Posters from the American Society of Clinical Oncology Genitourinary Cancers Symposium (ASCO GU) 2022 look at how the tumor genomic landscape differs based on age and type of urothelial carcinoma.
Posters from the American Society of Clinical Oncology Genitourinary Cancers Symposium (ASCO GU) 2022 examine how the tumor genomic landscape differs between patients with different types of urothelial carcinoma (UC) and younger and older patients with metastatic clear cell renal cell carcinoma (mccRCC).
Locally or Advanced UCS vs UC
Urothelial carcinoma with squamous differentiation (UCS) is a common genitourinary condition that is managed similarly to pure UC. Patients with locally advanced or metastatic UCS require focused study and there is limited data on the genomic profile of UCS. Investigators hypothesized that UCS has a distinct genomic landscape compared to pure UC.1
The investigators conducted a retrospective study for patients with advanced UCS and UC who underwent tumor-based comprehensive genomic profiling (CGP). The cases were reviewed by a genitourinary pathologist and UCS diagnoses were based on the presence of any component of squamous differentiation. For inclusion in the analysis, gene alterations had to appear in at least 5% of patients.
Overall, 87 patients were included, 31 of whom had UCS and 56 had UC. The median age of the cohort was 66 years in the UCS group and 68 in the UC group. There were more men in the UCS group than the UC group. Alterations to KMT2D were significantly enriched in the UCS population compared with the UC group (n = 15/31 vs 0/56; P < .001). Also, gene alterations in CUL4A was found significantly more often in patients with UCS than those with UC (n = 4/31 vs 1/56; P = .03). The mutation burden of tumors and the frequency of genomic alterations in each patient were not significantly different between the groups.
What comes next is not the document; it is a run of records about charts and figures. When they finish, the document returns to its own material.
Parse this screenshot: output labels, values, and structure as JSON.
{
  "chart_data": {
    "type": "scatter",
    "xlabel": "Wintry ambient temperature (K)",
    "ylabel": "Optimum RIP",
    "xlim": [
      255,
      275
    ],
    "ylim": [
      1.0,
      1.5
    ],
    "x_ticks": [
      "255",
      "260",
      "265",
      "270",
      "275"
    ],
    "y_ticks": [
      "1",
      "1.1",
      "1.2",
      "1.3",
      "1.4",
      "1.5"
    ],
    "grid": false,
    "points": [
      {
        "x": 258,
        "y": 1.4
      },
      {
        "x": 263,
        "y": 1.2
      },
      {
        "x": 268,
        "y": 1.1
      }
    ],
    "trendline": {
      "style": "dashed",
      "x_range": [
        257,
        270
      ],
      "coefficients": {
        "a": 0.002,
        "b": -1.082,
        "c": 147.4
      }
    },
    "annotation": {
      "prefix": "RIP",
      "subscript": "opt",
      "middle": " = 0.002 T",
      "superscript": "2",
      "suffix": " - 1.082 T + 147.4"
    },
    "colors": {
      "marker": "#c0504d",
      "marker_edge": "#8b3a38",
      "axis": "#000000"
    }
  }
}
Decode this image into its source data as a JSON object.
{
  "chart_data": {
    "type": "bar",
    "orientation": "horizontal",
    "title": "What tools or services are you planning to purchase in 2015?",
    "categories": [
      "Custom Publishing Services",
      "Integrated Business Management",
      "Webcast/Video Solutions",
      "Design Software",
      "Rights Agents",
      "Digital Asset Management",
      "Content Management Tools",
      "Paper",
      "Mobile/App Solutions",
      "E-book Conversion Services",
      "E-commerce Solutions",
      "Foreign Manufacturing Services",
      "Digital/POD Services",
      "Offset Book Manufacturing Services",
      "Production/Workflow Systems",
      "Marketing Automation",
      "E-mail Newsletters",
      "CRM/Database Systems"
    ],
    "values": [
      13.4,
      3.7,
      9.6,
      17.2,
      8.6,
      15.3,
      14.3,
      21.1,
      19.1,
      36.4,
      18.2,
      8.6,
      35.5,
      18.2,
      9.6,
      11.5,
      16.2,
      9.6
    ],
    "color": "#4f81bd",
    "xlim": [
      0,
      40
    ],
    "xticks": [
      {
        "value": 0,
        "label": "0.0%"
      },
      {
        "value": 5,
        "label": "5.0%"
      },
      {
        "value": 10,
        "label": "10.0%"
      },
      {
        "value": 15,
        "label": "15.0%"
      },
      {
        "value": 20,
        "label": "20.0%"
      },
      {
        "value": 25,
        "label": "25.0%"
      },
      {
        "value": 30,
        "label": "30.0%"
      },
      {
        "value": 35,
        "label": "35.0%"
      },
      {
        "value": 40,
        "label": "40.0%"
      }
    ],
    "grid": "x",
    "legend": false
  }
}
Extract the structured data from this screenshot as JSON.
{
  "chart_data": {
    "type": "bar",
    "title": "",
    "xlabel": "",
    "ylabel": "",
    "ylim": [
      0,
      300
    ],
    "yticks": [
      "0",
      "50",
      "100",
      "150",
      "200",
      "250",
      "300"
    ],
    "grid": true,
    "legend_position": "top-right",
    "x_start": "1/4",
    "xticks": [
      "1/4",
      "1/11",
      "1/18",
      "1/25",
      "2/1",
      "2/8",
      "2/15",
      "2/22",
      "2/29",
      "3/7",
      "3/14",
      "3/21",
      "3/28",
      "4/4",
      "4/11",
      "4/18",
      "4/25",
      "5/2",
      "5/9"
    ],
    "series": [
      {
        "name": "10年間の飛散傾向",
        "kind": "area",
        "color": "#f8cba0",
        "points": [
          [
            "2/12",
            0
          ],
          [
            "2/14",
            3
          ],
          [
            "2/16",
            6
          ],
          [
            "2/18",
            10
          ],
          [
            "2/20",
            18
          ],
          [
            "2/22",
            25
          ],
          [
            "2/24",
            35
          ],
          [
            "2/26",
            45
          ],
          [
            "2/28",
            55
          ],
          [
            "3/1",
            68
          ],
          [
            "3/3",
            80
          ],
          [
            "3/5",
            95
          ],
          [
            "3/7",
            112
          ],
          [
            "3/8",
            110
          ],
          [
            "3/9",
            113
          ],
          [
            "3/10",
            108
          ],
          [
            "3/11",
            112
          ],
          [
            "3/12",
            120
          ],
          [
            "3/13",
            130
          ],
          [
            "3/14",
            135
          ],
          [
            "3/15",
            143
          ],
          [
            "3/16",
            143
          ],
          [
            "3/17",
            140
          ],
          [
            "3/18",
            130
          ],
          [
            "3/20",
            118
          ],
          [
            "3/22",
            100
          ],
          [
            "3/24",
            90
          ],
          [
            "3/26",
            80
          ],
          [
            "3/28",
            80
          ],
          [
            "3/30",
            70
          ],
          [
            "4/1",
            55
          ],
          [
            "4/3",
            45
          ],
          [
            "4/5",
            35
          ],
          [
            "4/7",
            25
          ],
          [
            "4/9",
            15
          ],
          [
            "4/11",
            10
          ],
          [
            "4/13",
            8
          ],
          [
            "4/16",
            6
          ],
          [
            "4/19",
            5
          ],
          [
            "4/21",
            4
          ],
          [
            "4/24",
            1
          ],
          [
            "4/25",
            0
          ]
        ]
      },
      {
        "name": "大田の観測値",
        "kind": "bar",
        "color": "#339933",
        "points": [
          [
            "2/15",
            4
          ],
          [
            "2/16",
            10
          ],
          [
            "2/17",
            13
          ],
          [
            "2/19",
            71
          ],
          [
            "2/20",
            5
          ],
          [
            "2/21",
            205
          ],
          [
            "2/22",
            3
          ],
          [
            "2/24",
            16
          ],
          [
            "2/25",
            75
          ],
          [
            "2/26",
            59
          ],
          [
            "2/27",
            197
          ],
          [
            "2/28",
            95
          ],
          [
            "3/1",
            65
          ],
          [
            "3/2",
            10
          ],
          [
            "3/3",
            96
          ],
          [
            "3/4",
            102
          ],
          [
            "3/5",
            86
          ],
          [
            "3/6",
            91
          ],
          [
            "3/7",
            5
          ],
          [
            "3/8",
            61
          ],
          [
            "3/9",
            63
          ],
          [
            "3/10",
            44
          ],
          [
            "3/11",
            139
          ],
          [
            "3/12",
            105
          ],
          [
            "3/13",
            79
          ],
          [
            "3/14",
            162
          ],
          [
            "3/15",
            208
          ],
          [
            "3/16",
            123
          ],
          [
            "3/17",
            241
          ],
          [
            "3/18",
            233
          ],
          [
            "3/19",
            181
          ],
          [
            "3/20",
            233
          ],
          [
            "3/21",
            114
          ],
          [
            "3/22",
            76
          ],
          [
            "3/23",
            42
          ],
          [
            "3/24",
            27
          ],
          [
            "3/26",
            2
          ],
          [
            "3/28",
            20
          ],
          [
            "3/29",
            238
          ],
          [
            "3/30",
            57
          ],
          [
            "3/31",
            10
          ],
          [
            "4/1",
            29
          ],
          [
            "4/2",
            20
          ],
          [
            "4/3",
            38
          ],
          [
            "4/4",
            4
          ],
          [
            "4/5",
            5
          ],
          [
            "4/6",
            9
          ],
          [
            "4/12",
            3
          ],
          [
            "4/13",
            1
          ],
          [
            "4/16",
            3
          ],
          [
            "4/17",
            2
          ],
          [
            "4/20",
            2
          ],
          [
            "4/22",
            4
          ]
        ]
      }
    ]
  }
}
The investigators concluded that identifying the underlying molecular targets and biomarkers of UCS and UC can help providers appropriate choose treatment regimens for their patients. The study had some limitations, including the small sample size and potential selection and confounding biases.
Age Differences Across mccRCC
RCC is more prominent among people aged 60 to 80 years old. However, younger patients are at a greater risk of having symptomatic tumors on presentation but with better pathological features and disease specific survival compared with senior patients. Investigators conducted a retrospective study to see whether the genomic landscape of patients with onset of RCC at a younger age significantly differed from that of patients with a disease onset at a later age.2
Patients with mccRCC and tumor CGP between the ages of 25 and 52 for the younger group (n = 54) and 68 to 77 for the older group (n = 38) were analyzed. Male patients accounted for the majority of both groups.
Alterations in VHL and LBRM1 were the most common gene alterations reported for the entire cohort. In the younger group, the most commonly reported alterations were in the TP53, BAP1, CDKN2B, and TSC1 genes. Alterations in the SETD2, TSC1, KDM5C, and TP53 genes were the most commonly reported for the older group.
The investigators said that tumor mutation burden and gene alteration frequency were similar between the cohorts. Additionally, there were no significant differences in the prevalence of actionable genomic alterations between the groups with mccRCC. Future research should investigate the epigenomic changes and transcriptomic profiling.